The Science and Literature Reading Group, jointly organised by the Department of History and Philosophy of Science at the University of Cambridge, and the Department of English, Communication, Film and Media at Anglia Ruskin University, hopes to challenge some of the preconceived boundaries, barriers, and differences between academic disciplines by providing a forum in which diverse specialists can come together over a common interest in texts and the sciences. During informal discussions over themed readings, post-meeting drinks in Darwin College bar, and occasional trips to appropriate theatricals, we explore connected ways of investigating these subjects, stressing and assessing the importance of interdisciplinary interactions.

In recent years, termly themes tackled by the Group have ranged over genres and time periods, from analysing the written conventions of up-to-the-minute internet journalism to the ‘nature of’ poetic Lucretian philosophy. Alongside Lawrence Durrell we have interpreted the ‘Space and Time marriage’ as ‘the greatest Boy meets Girl story of the age’; worked out how to fit all the animals inside Noah’s ark via John Wilkins’ literary technologies; travelled to the Blazing World with Margaret Cavendish, and to two-dimensional Flatland with Edwin Abbott Abbott; shared Edgar Allan Poe’s whirligig Eureka moment; entered the amazing Mind of a Mnemonist; learnt geological history from the talking trilobites of a fakir’s remembered reincarnations; spied strange creatures inhabiting the moon through a South African telescope; and used the shipping forecast as a seduction technique, After Darwin. Along the way we have encountered writings by canonical literary figures (Robert Browning), renowned characters from the history of science (Humphry Davy), and classic works of ‘science and literature’ (Tom Stoppard’s Arcadia), as well as uncovering the more obscure outposts of this inter-discipline (namely the immensely silly play Fermat’s Last Tango).

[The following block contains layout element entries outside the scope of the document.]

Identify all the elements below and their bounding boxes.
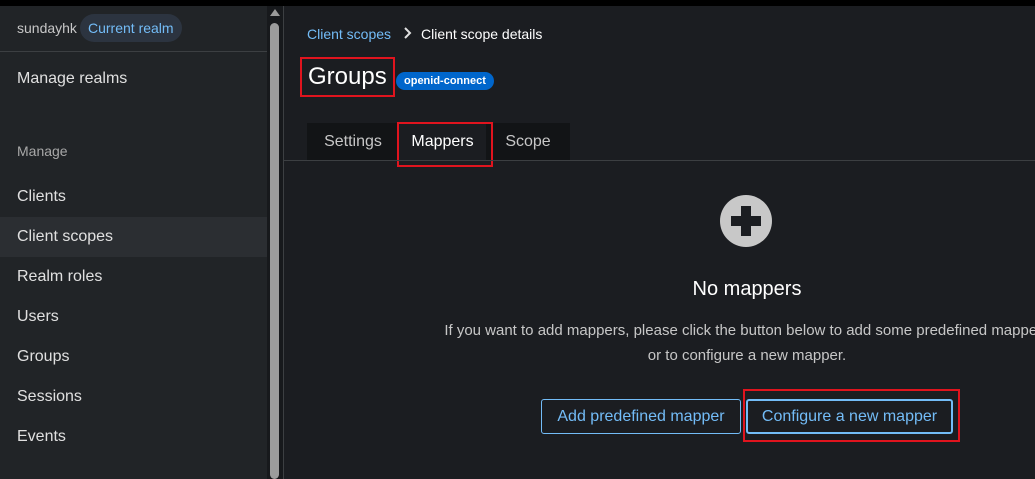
empty-state-title: No mappers (692, 278, 802, 300)
main-content: Client scopes Client scope details Group… (284, 6, 1035, 479)
breadcrumb-client-scopes-link[interactable]: Client scopes (307, 26, 391, 42)
sidebar-section-manage: Manage (17, 143, 68, 159)
tab-scope[interactable]: Scope (486, 123, 570, 160)
page-title: Groups (308, 63, 387, 90)
app-window: sundayhk Current realm Manage realms Man… (0, 6, 1035, 479)
add-predefined-mapper-button[interactable]: Add predefined mapper (541, 399, 741, 434)
protocol-badge: openid-connect (396, 72, 494, 90)
sidebar-item-manage-realms[interactable]: Manage realms (0, 59, 267, 99)
realm-selector[interactable]: sundayhk Current realm (0, 6, 267, 52)
breadcrumb-current: Client scope details (421, 26, 543, 42)
tab-settings[interactable]: Settings (307, 123, 399, 160)
configure-mapper-highlight (743, 389, 960, 442)
sidebar-item-users[interactable]: Users (0, 297, 267, 337)
scroll-up-arrow-icon[interactable] (270, 9, 280, 16)
empty-state-description: If you want to add mappers, please click… (444, 322, 1035, 364)
scrollbar-thumb[interactable] (270, 23, 279, 479)
sidebar-item-client-scopes[interactable]: Client scopes (0, 217, 267, 257)
sidebar-item-clients[interactable]: Clients (0, 177, 267, 217)
sidebar-scrollbar[interactable] (267, 6, 283, 479)
sidebar: sundayhk Current realm Manage realms Man… (0, 6, 267, 479)
current-realm-badge: Current realm (80, 14, 182, 42)
sidebar-item-groups[interactable]: Groups (0, 337, 267, 377)
sidebar-item-events[interactable]: Events (0, 417, 267, 457)
sidebar-item-realm-roles[interactable]: Realm roles (0, 257, 267, 297)
page-title-highlight: Groups (300, 57, 395, 97)
content-divider (284, 160, 1035, 161)
plus-circle-icon (720, 195, 772, 247)
realm-name: sundayhk (17, 20, 77, 36)
breadcrumb-chevron-right-icon (404, 27, 412, 39)
sidebar-item-sessions[interactable]: Sessions (0, 377, 267, 417)
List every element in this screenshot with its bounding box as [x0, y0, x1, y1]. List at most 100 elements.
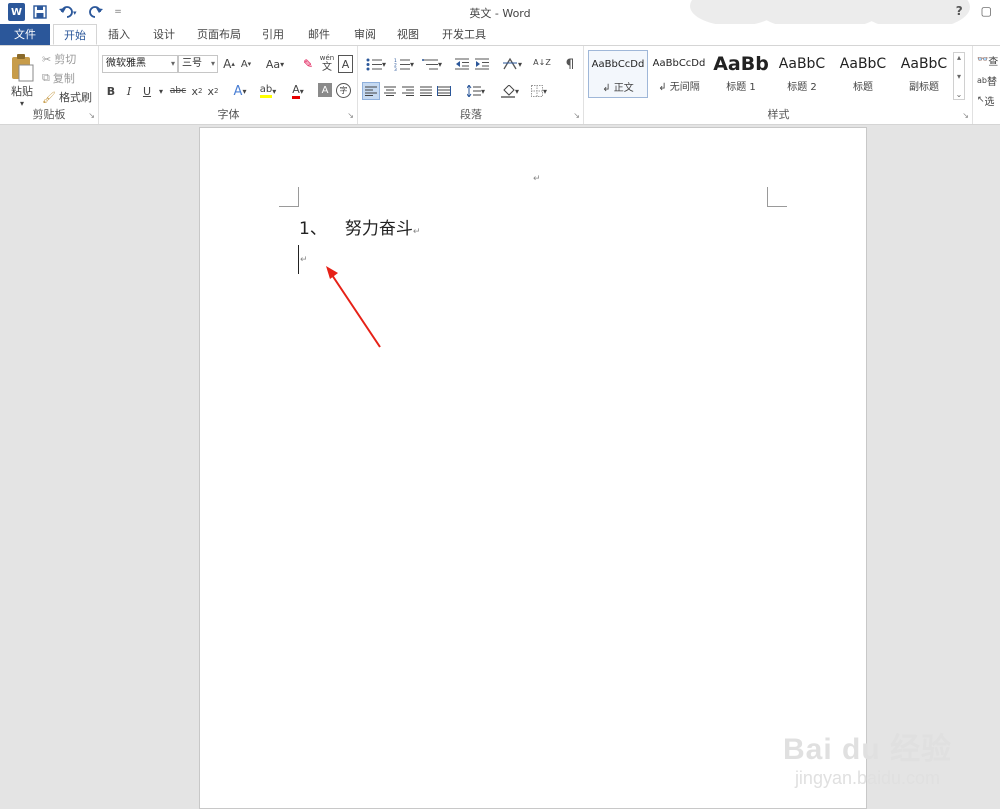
paragraph-group-label: 段落 — [460, 108, 482, 121]
styles-gallery-scroll[interactable]: ▴ ▾ ⌄ — [953, 52, 965, 100]
align-right-button[interactable] — [399, 82, 417, 100]
window-title: 英文 - Word — [469, 7, 531, 20]
svg-text:3: 3 — [394, 67, 397, 71]
tab-developer[interactable]: 开发工具 — [436, 24, 492, 45]
tab-view[interactable]: 视图 — [389, 24, 427, 45]
copy-button[interactable]: ⧉ 复制 — [42, 69, 92, 87]
underline-button[interactable]: U — [140, 82, 154, 100]
shading-button[interactable]: ▾ — [497, 82, 523, 100]
scissors-icon: ✂ — [42, 52, 52, 66]
phonetic-guide-button[interactable]: wén 文 — [319, 51, 335, 75]
margin-corner-top-left — [279, 187, 299, 207]
replace-icon: ab — [977, 75, 987, 85]
replace-button[interactable]: ab 替 — [977, 71, 1000, 89]
chinese-layout-button[interactable]: ▾ — [499, 55, 525, 73]
tab-home[interactable]: 开始 — [53, 24, 97, 45]
show-marks-icon[interactable] — [561, 55, 577, 73]
format-painter-button[interactable]: 🖌 格式刷 — [42, 88, 96, 106]
find-label: 查 — [988, 56, 999, 68]
font-size-dropdown-icon[interactable]: ▾ — [211, 56, 215, 72]
paste-icon[interactable] — [8, 52, 36, 84]
format-painter-label: 格式刷 — [58, 91, 92, 104]
tab-design[interactable]: 设计 — [145, 24, 183, 45]
bullets-button[interactable]: ▾ — [363, 55, 389, 73]
style-sample: AaBbC — [778, 56, 826, 72]
style-sample: AaBbCcDd — [591, 59, 645, 70]
justify-button[interactable] — [417, 82, 435, 100]
align-center-button[interactable] — [381, 82, 399, 100]
clear-formatting-icon[interactable]: ✎ — [300, 55, 316, 73]
borders-button[interactable]: ▾ — [525, 82, 553, 100]
header-paragraph-mark: ↵ — [533, 174, 541, 184]
style-sample: AaBbCcDd — [652, 58, 706, 69]
highlight-button[interactable]: ab ▾ — [256, 82, 280, 100]
style-name: ↲ 正文 — [602, 83, 634, 94]
style-name: 标题 2 — [787, 82, 817, 93]
font-color-button[interactable]: A ▾ — [286, 82, 310, 100]
distributed-button[interactable] — [435, 82, 453, 100]
style-normal[interactable]: AaBbCcDd ↲ 正文 — [588, 50, 648, 98]
align-left-button[interactable] — [362, 82, 380, 100]
italic-button[interactable]: I — [122, 82, 136, 100]
font-group-label: 字体 — [217, 108, 240, 121]
help-button[interactable]: ? — [956, 4, 963, 18]
multilevel-list-button[interactable]: ▾ — [419, 55, 445, 73]
shrink-font-icon: A — [240, 58, 248, 70]
tab-file[interactable]: 文件 — [0, 24, 50, 45]
style-no-spacing[interactable]: AaBbCcDd ↲ 无间隔 — [649, 50, 709, 98]
styles-group-label: 样式 — [767, 108, 790, 121]
character-border-button[interactable]: A — [338, 55, 353, 73]
select-button[interactable]: ↖ 选 — [977, 91, 1000, 109]
style-name: 标题 — [853, 82, 873, 93]
scroll-down-icon[interactable]: ▾ — [957, 72, 961, 81]
text-effects-icon: A — [233, 83, 243, 99]
more-styles-icon[interactable]: ⌄ — [956, 90, 963, 99]
restore-button[interactable]: ▢ — [981, 4, 992, 18]
tab-references[interactable]: 引用 — [254, 24, 292, 45]
paragraph-launcher-icon[interactable]: ↘ — [573, 111, 580, 120]
clipboard-launcher-icon[interactable]: ↘ — [88, 111, 95, 120]
paste-button-label[interactable]: 粘贴 — [8, 84, 36, 98]
tab-insert[interactable]: 插入 — [100, 24, 138, 45]
tab-mailings[interactable]: 邮件 — [300, 24, 338, 45]
tab-page-layout[interactable]: 页面布局 — [193, 24, 245, 45]
decrease-indent-icon[interactable] — [453, 55, 471, 73]
bold-button[interactable]: B — [104, 82, 118, 100]
change-case-button[interactable]: Aa ▾ — [262, 55, 288, 73]
shrink-font-button[interactable]: A ▾ — [239, 55, 253, 73]
enclose-characters-button[interactable]: 字 — [336, 83, 351, 98]
sort-button[interactable]: A↓Z — [533, 54, 551, 72]
chinese-layout-icon — [502, 57, 517, 70]
line-spacing-button[interactable]: ▾ — [463, 82, 489, 100]
cut-button[interactable]: ✂ 剪切 — [42, 50, 92, 68]
styles-launcher-icon[interactable]: ↘ — [962, 111, 969, 120]
increase-indent-icon[interactable] — [473, 55, 491, 73]
font-family-dropdown-icon[interactable]: ▾ — [171, 56, 175, 72]
character-shading-button[interactable]: A — [318, 83, 332, 97]
numbering-button[interactable]: 1 2 3 ▾ — [391, 55, 417, 73]
grow-font-icon: A — [223, 57, 232, 71]
font-size-combo[interactable]: 三号 ▾ — [178, 55, 218, 73]
text-effects-button[interactable]: A ▾ — [230, 82, 250, 100]
binoculars-icon: 👓 — [977, 55, 989, 65]
style-sample: AaBbC — [900, 56, 948, 72]
style-heading-2[interactable]: AaBbC 标题 2 — [772, 50, 832, 98]
subscript-button[interactable]: x2 — [190, 82, 204, 100]
find-button[interactable]: 👓 查 — [977, 51, 1000, 69]
style-title[interactable]: AaBbC 标题 — [833, 50, 893, 98]
grow-font-button[interactable]: A ▴ — [222, 55, 236, 73]
font-family-value: 微软雅黑 — [106, 58, 146, 69]
superscript-button[interactable]: x2 — [206, 82, 220, 100]
cut-label: 剪切 — [54, 53, 77, 66]
strikethrough-button[interactable]: abc — [168, 82, 188, 100]
font-launcher-icon[interactable]: ↘ — [347, 111, 354, 120]
style-subtitle[interactable]: AaBbC 副标题 — [894, 50, 954, 98]
font-family-combo[interactable]: 微软雅黑 ▾ — [102, 55, 178, 73]
document-list-item[interactable]: 1、 努力奋斗↵ — [299, 214, 420, 239]
sort-icon: A↓Z — [533, 58, 551, 67]
tab-review[interactable]: 审阅 — [346, 24, 384, 45]
style-heading-1[interactable]: AaBb 标题 1 — [711, 50, 771, 98]
margin-corner-top-right — [767, 187, 787, 207]
scroll-up-icon[interactable]: ▴ — [957, 53, 961, 62]
underline-dropdown-icon[interactable]: ▾ — [156, 82, 166, 100]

Despite the relationship perhaps implied by the ordering of the Group’s title, we try not to look for a simple one way traffic from scientific practice to its ‘diffusion’ in contemporary literature. Rather, one aim of the Group is to help rethink these categories of ‘science’ and ‘literature’ themselves, especially in relation to past times and cultures, when such alignments often make little sense. Not just choosing to read poetry and fiction that includes scientific ideas, therefore, we also take the language of the sciences, their theories, terminologies, models and metaphors seriously as forms of literature; analysing, for example, the manner in which a scientific journal article is and was written. We have an ongoing fascination with the series of metaphors used when discussing how these disciplines interact, whether they be via ‘open fields’, membranes, tentacles, parasites, sympathies, encounters, mappings, interweavings, or, perhaps most appropriately for the format of the Group, conversations.

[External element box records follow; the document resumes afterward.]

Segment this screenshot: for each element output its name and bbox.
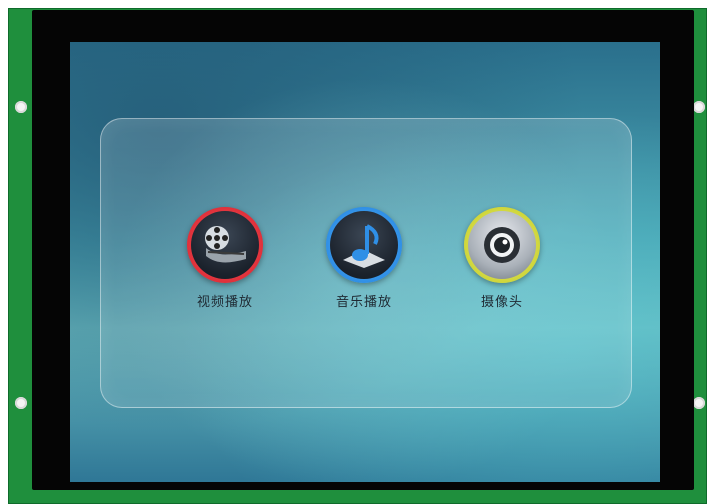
music-note-icon bbox=[343, 224, 385, 268]
app-launcher-panel: 视频播放 音乐播放 摄像头 bbox=[100, 118, 632, 408]
film-reel-icon bbox=[205, 226, 246, 263]
app-label-video: 视频播放 bbox=[196, 295, 253, 310]
app-video-player[interactable]: 视频播放 bbox=[170, 207, 280, 310]
mount-hole-icon bbox=[693, 101, 705, 113]
camera-icon-disc bbox=[468, 211, 536, 279]
app-label-camera: 摄像头 bbox=[480, 295, 523, 310]
app-music-player[interactable]: 音乐播放 bbox=[309, 207, 419, 310]
home-screen: 视频播放 音乐播放 摄像头 bbox=[70, 42, 660, 482]
app-label-music: 音乐播放 bbox=[335, 295, 392, 310]
music-icon-ring bbox=[326, 207, 402, 283]
mount-hole-icon bbox=[15, 397, 27, 409]
mount-hole-icon bbox=[15, 101, 27, 113]
video-icon-ring bbox=[187, 207, 263, 283]
camera-icon-ring bbox=[464, 207, 540, 283]
video-icon-disc bbox=[191, 211, 259, 279]
app-camera[interactable]: 摄像头 bbox=[447, 207, 557, 310]
camera-icon bbox=[484, 227, 520, 263]
mount-hole-icon bbox=[693, 397, 705, 409]
music-icon-disc bbox=[330, 211, 398, 279]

Such broader motivations underpin our fortnightly meetings, which usually begin with a brief introduction, before we attack the set readings from a number of angles. Whilst no-one in the room is usually an authority on a particular text, we can draw on a stellar array of expertise and insights; only last week, representatives of quantum theory, literature, psychology, the earth sciences, pathology, and the history of science contributed to an enhanced understanding of Chekhov’s short stories about doctors. In these ways, anyone who attends the group will leave with at least one nugget of novel information, or a shifted perspective, to take back to the library or the lab, be it on topics as diverse as the clinical symptoms of TB, conceptions of the narrative structure of disease, techniques of analysing formal prose structures, or the mythic story of Cupid and Psyche.

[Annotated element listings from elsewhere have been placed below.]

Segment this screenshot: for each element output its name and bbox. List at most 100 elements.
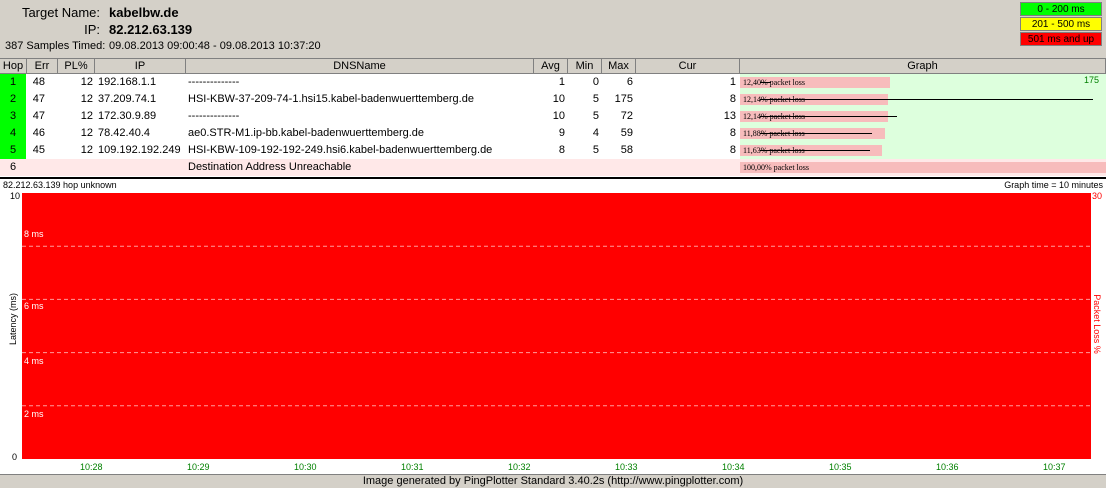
col-graph[interactable]: Graph — [740, 59, 1106, 74]
legend-yellow: 201 - 500 ms — [1020, 17, 1102, 31]
table-row[interactable]: 1 48 12 192.168.1.1 -------------- 1 0 6 1 12,40%… — [0, 74, 1106, 91]
x-tick-label: 10:29 — [187, 462, 210, 472]
hop-number: 5 — [0, 142, 26, 159]
grid-label-2ms: 2 ms — [24, 409, 44, 419]
cur-value: 8 — [729, 93, 736, 105]
packet-loss-text: 100,00% packet loss — [743, 163, 809, 172]
grid-label-8ms: 8 ms — [24, 229, 44, 239]
target-name-label: Target Name: — [21, 5, 100, 20]
dns-name: -------------- — [188, 110, 240, 122]
avg-value: 8 — [558, 144, 565, 156]
x-tick-label: 10:30 — [294, 462, 317, 472]
target-name-value: kabelbw.de — [109, 5, 179, 20]
err-value: 48 — [32, 76, 45, 88]
hop-number: 3 — [0, 108, 26, 125]
samples-label: 387 Samples Timed: — [5, 40, 106, 52]
err-value: 45 — [32, 144, 45, 156]
pl-value: 12 — [80, 127, 93, 139]
legend-green: 0 - 200 ms — [1020, 2, 1102, 16]
table-row[interactable]: 4 46 12 78.42.40.4 ae0.STR-M1.ip-bb.kabel-ba… — [0, 125, 1106, 142]
col-pl[interactable]: PL% — [58, 59, 95, 74]
ip-value: 109.192.192.249 — [98, 144, 181, 156]
x-tick-label: 10:32 — [508, 462, 531, 472]
chart-right-title: Graph time = 10 minutes — [1004, 180, 1103, 190]
min-value: 4 — [592, 127, 599, 139]
err-value: 47 — [32, 110, 45, 122]
avg-value: 10 — [552, 110, 565, 122]
cur-value: 1 — [729, 76, 736, 88]
hop-number: 4 — [0, 125, 26, 142]
err-value: 47 — [32, 93, 45, 105]
x-tick-label: 10:36 — [936, 462, 959, 472]
header: Target Name: kabelbw.de IP: 82.212.63.13… — [0, 0, 1106, 57]
y-axis-bottom: 0 — [12, 452, 18, 462]
latency-range-line — [760, 133, 873, 134]
ip-value: 172.30.9.89 — [98, 110, 157, 122]
hop-number: 6 — [9, 161, 17, 173]
cur-value: 8 — [729, 127, 736, 139]
latency-chart: 82.212.63.139 hop unknown Graph time = 1… — [0, 177, 1106, 476]
footer: Image generated by PingPlotter Standard … — [0, 474, 1106, 488]
col-dnsname[interactable]: DNSName — [186, 59, 534, 74]
col-ip[interactable]: IP — [95, 59, 186, 74]
x-tick-label: 10:28 — [80, 462, 103, 472]
pl-value: 12 — [80, 93, 93, 105]
y2-axis-top: 30 — [1092, 191, 1103, 201]
grid-label-6ms: 6 ms — [24, 301, 44, 311]
dns-name: Destination Address Unreachable — [188, 161, 352, 173]
trace-table: Hop Err PL% IP DNSName Avg Min Max Cur G… — [0, 58, 1106, 177]
cur-value: 8 — [729, 144, 736, 156]
latency-plot — [22, 193, 1091, 459]
y-axis-top: 10 — [10, 191, 21, 201]
legend-red: 501 ms and up — [1020, 32, 1102, 46]
chart-left-title: 82.212.63.139 hop unknown — [3, 180, 117, 190]
dns-name: HSI-KBW-109-192-192-249.hsi6.kabel-baden… — [188, 144, 493, 156]
max-value: 72 — [620, 110, 633, 122]
table-row-unreachable[interactable]: 6 Destination Address Unreachable 100,00… — [0, 159, 1106, 176]
col-min[interactable]: Min — [568, 59, 602, 74]
plot-fill — [22, 193, 1091, 459]
min-value: 0 — [592, 76, 599, 88]
avg-value: 10 — [552, 93, 565, 105]
min-value: 5 — [592, 93, 599, 105]
dns-name: -------------- — [188, 76, 240, 88]
ip-value: 192.168.1.1 — [98, 76, 157, 88]
ip-value: 78.42.40.4 — [98, 127, 150, 139]
col-max[interactable]: Max — [602, 59, 636, 74]
err-value: 46 — [32, 127, 45, 139]
max-value: 59 — [620, 127, 633, 139]
col-cur[interactable]: Cur — [636, 59, 740, 74]
latency-range-line — [760, 116, 897, 117]
pl-value: 12 — [80, 144, 93, 156]
y-axis-label: Latency (ms) — [8, 293, 18, 346]
hop-number: 2 — [0, 91, 26, 108]
dns-name: HSI-KBW-37-209-74-1.hsi15.kabel-badenwue… — [188, 93, 474, 105]
x-tick-label: 10:31 — [401, 462, 424, 472]
pl-value: 12 — [80, 76, 93, 88]
min-value: 5 — [592, 144, 599, 156]
ip-value: 37.209.74.1 — [98, 93, 157, 105]
col-avg[interactable]: Avg — [534, 59, 568, 74]
y2-axis-label: Packet Loss % — [1092, 294, 1102, 354]
samples-value: 09.08.2013 09:00:48 - 09.08.2013 10:37:2… — [109, 40, 321, 52]
table-row[interactable]: 5 45 12 109.192.192.249 HSI-KBW-109-192-192-… — [0, 142, 1106, 159]
table-row[interactable]: 2 47 12 37.209.74.1 HSI-KBW-37-209-74-1.hsi1… — [0, 91, 1106, 108]
x-tick-label: 10:35 — [829, 462, 852, 472]
pl-value: 12 — [80, 110, 93, 122]
latency-range-line — [760, 150, 871, 151]
max-value: 58 — [620, 144, 633, 156]
avg-value: 9 — [558, 127, 565, 139]
grid-label-4ms: 4 ms — [24, 356, 44, 366]
max-value: 6 — [626, 76, 633, 88]
x-tick-label: 10:37 — [1043, 462, 1066, 472]
packet-loss-text: 12,40% packet loss — [743, 78, 805, 87]
x-tick-label: 10:34 — [722, 462, 745, 472]
max-value: 175 — [614, 93, 633, 105]
table-row[interactable]: 3 47 12 172.30.9.89 -------------- 10 5 72 13 12,… — [0, 108, 1106, 125]
col-hop[interactable]: Hop — [0, 59, 27, 74]
latency-range-line — [760, 82, 772, 83]
dns-name: ae0.STR-M1.ip-bb.kabel-badenwuerttemberg… — [188, 127, 425, 139]
hop-number: 1 — [0, 74, 26, 91]
col-err[interactable]: Err — [27, 59, 58, 74]
ip-label: IP: — [84, 22, 100, 37]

As someone who once wrote a poem about beryllium, and an essay on the chemical properties of water from the perspective of a penguin named Penelope, for me the Group provides a wonderful way of encouraging creative relationships and quite literal dialogue between members of a range of academic departments, whom I have long suspected can learn a lot from each other. A few years ago I was one of those students reading Natural Sciences, and now I can appreciate how, in the words of Muriel Rukeyser, “the universe is made up of stories, not of atoms.” Maybe you can too.


(This will appear in the Cambridge BlueSci magazine later this year.)